Le but de l’étiquette n’est pas d’interdire les produits des classes D et E, mais d’inviter à les consommer avec modération et de privilégier les produits des classes A et B. Cela fait partie des recommandations du programme national d’éducation sanitaire (produits crus et non transformés de préférence, cinq fruits et légumes par jour). « Cela permet de comparer des produits dans le même but et protège parfois les consommateurs des arguments fallacieux avancés par certains fabricants de ‘marketing santé' », a-t-il poursuivi.

humanitaire

Du lundi au vendredi, l’essentiel de l’actualité interprété par la rédaction de Caijing nature humaine.

Nous n’avons pas pu confirmer votre inscription. Merci! Nous vous avons envoyé un e-mail de confirmation.

Pour autant, pas question de forcer cette étiquette ! L’ajout du Nutri-score se fait sur la base du volontariat. En septembre 2020, 500 entreprises de production ont participé à la démarche Nutri-score, représentant plus de la moitié des ventes. Olivier Andrault précise : « La grande majorité des marques de distributeurs affichent le Nutri-score, et la part des marques nationales est relativement faible.

Des marques célèbres très appréciées des enfants refusent d’utiliser de telles étiquettes ex : une lettre E orange foncé sur un bocal ferait du gâchis ! « Selon tous les acteurs de la filière qui l’ont adopté, le Nutri-score est un outil incitatif efficace pour améliorer la qualité nutritionnelle des produits », souligne-t-il. 93% des répondants connaissent le Nutri-score et la moitié d’entre eux ont modifié leurs habitudes d’achat en fonction de celui-ci.

Tollé de l’agro-industrie

Depuis son apparition en France en 2017, le Nutri-score est devenu une école. L’Allemagne, la Belgique, l’Espagne, les Pays-Bas, le Luxembourg et la Suisse l’ont adopté comme label nutritionnel officiel. Cependant, dans ces pays, les fabricants peuvent choisir d’autres produits qui leur sont plus avantageux. En octobre 2021, le Parlement européen a adopté sa stratégie globale « de la ferme à la table ». Elle stipule que des étiquettes simplifiées avec des codes de couleur doivent être apposées sur tous les produits alimentaires.

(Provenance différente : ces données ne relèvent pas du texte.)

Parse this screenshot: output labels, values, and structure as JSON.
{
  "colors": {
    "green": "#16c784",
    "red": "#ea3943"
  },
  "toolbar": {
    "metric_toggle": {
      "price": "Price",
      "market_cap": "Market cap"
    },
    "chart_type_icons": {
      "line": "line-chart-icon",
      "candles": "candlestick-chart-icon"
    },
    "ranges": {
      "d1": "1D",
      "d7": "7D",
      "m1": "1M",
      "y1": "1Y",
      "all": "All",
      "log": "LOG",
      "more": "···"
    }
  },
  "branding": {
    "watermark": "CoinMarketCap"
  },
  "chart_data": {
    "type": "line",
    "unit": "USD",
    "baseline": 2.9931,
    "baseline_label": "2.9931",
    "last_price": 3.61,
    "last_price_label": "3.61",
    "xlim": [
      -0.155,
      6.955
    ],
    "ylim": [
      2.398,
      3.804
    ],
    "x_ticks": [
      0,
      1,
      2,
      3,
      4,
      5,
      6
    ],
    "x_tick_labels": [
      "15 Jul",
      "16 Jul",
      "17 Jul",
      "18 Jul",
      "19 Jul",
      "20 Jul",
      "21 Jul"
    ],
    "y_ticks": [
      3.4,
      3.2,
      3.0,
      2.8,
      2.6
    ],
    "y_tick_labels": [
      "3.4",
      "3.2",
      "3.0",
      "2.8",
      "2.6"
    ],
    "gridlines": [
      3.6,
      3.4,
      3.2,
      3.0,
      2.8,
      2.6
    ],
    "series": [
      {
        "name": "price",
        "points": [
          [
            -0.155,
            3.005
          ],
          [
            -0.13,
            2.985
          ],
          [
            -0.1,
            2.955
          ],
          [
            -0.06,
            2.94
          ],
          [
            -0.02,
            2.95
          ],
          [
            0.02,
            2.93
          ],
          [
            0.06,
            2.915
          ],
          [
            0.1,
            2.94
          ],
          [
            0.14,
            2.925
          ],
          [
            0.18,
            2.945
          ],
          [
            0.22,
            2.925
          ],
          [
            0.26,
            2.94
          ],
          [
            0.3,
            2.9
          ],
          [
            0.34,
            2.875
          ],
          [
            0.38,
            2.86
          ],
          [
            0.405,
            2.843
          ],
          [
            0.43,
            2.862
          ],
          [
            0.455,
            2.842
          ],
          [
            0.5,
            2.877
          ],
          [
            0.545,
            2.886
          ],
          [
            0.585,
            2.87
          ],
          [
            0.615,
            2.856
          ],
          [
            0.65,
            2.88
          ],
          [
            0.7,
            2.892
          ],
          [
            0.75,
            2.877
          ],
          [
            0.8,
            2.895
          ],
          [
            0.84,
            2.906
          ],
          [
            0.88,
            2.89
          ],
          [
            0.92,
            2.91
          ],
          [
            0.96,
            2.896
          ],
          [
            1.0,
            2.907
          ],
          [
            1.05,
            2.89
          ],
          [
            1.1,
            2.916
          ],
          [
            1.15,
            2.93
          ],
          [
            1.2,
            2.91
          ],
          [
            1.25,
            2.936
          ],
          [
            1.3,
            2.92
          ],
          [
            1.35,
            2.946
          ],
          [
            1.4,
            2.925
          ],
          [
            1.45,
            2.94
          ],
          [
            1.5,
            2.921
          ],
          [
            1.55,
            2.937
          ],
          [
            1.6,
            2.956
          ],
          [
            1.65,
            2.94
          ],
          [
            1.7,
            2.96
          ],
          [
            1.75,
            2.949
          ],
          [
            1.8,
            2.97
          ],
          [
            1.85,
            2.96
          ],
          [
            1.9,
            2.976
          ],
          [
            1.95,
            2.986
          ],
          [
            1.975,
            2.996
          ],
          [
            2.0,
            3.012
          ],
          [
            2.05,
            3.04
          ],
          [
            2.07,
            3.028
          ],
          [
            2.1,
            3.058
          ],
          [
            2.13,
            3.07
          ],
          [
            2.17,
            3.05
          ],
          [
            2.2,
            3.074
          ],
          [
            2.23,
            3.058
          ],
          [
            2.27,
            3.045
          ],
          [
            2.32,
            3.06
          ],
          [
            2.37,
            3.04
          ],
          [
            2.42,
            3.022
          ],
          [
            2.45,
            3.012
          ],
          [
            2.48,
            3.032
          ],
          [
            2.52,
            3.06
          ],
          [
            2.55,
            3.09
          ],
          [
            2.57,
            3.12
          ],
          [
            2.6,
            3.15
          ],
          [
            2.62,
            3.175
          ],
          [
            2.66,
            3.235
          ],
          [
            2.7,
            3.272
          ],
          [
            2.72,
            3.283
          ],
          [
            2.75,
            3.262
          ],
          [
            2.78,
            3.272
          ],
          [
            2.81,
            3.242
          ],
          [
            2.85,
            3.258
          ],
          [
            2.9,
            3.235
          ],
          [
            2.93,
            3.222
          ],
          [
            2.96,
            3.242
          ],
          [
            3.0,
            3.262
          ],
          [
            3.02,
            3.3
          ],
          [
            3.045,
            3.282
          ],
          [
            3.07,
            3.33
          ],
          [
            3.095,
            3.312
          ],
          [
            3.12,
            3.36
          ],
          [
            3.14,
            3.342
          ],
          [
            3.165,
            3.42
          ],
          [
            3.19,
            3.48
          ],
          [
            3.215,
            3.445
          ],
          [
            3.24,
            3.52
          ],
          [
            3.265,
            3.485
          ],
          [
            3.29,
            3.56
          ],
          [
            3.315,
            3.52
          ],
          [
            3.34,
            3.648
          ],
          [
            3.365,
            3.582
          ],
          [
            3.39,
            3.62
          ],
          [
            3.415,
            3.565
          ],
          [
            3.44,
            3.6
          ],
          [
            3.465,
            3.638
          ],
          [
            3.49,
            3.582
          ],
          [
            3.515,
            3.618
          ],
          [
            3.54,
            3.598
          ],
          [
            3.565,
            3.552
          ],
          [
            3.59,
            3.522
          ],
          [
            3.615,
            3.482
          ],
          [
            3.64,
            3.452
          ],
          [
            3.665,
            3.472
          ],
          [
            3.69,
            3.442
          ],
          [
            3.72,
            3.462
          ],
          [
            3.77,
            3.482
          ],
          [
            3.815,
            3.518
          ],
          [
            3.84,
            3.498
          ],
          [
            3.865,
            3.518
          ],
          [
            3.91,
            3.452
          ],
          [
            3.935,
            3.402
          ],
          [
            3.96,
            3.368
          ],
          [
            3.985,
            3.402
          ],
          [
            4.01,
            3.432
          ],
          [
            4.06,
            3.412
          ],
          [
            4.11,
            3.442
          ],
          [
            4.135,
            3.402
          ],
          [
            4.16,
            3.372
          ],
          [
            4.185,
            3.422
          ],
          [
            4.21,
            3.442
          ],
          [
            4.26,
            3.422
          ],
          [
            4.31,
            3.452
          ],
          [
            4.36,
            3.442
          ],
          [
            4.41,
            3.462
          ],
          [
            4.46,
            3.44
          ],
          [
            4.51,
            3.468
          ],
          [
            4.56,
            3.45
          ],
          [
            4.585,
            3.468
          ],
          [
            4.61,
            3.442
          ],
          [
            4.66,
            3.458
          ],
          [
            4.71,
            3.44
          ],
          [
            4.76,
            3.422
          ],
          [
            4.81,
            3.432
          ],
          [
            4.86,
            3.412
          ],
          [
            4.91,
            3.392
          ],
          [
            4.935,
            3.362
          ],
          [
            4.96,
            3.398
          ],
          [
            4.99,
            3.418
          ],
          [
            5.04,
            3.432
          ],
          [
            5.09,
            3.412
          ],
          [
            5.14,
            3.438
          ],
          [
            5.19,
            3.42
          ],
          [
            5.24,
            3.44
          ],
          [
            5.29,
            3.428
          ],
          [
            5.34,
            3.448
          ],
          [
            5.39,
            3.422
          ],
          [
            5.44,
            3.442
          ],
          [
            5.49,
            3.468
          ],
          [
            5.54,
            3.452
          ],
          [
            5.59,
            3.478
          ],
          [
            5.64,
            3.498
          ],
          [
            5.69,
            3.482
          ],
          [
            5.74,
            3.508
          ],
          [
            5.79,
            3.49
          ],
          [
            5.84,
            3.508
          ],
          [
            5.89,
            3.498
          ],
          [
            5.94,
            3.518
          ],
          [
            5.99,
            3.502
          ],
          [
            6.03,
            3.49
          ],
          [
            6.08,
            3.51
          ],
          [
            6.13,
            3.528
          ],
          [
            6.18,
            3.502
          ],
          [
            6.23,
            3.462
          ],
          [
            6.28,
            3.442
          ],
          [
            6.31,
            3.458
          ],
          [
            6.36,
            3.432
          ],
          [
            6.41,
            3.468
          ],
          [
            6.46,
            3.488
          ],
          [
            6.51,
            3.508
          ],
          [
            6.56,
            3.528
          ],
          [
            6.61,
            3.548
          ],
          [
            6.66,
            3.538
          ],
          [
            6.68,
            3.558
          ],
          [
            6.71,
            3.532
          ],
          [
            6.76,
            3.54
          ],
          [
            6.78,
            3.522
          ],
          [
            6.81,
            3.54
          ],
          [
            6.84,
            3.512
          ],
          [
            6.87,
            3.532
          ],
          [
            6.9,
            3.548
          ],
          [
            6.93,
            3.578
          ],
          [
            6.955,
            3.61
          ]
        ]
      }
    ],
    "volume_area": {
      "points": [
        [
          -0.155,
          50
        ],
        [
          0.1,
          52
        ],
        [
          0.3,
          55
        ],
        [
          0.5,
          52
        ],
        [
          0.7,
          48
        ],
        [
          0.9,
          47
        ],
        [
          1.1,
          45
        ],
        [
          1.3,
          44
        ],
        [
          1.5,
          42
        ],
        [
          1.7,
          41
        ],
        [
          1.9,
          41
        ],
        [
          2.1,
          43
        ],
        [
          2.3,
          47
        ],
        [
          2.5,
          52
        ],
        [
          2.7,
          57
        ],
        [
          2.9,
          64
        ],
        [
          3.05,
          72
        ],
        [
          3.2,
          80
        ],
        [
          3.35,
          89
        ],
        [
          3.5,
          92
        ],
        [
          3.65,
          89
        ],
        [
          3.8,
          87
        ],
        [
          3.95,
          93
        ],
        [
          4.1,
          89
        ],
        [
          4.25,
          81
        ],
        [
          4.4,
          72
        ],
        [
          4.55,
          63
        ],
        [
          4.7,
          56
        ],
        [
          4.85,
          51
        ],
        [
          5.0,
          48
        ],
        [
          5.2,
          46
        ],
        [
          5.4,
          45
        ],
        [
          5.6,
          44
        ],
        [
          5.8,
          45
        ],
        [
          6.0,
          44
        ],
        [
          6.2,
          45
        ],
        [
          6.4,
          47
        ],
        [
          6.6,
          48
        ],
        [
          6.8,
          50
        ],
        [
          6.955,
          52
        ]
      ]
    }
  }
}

C’est une très mauvaise nouvelle pour les grands industriels qui sont prêts à s’allier aux industriels de l’agroalimentaire traditionnel pour faire pression avec acharnement sur les produits à faible valeur nutritive. « L’Italie est fortement opposée au Nutri-score. Maintenant la Grèce suit. Les pays d’Europe centrale pourraient se joindre à eux pour promouvoir des étiquettes moins lisibles pour les consommateurs ! », déplore Olivier Andro.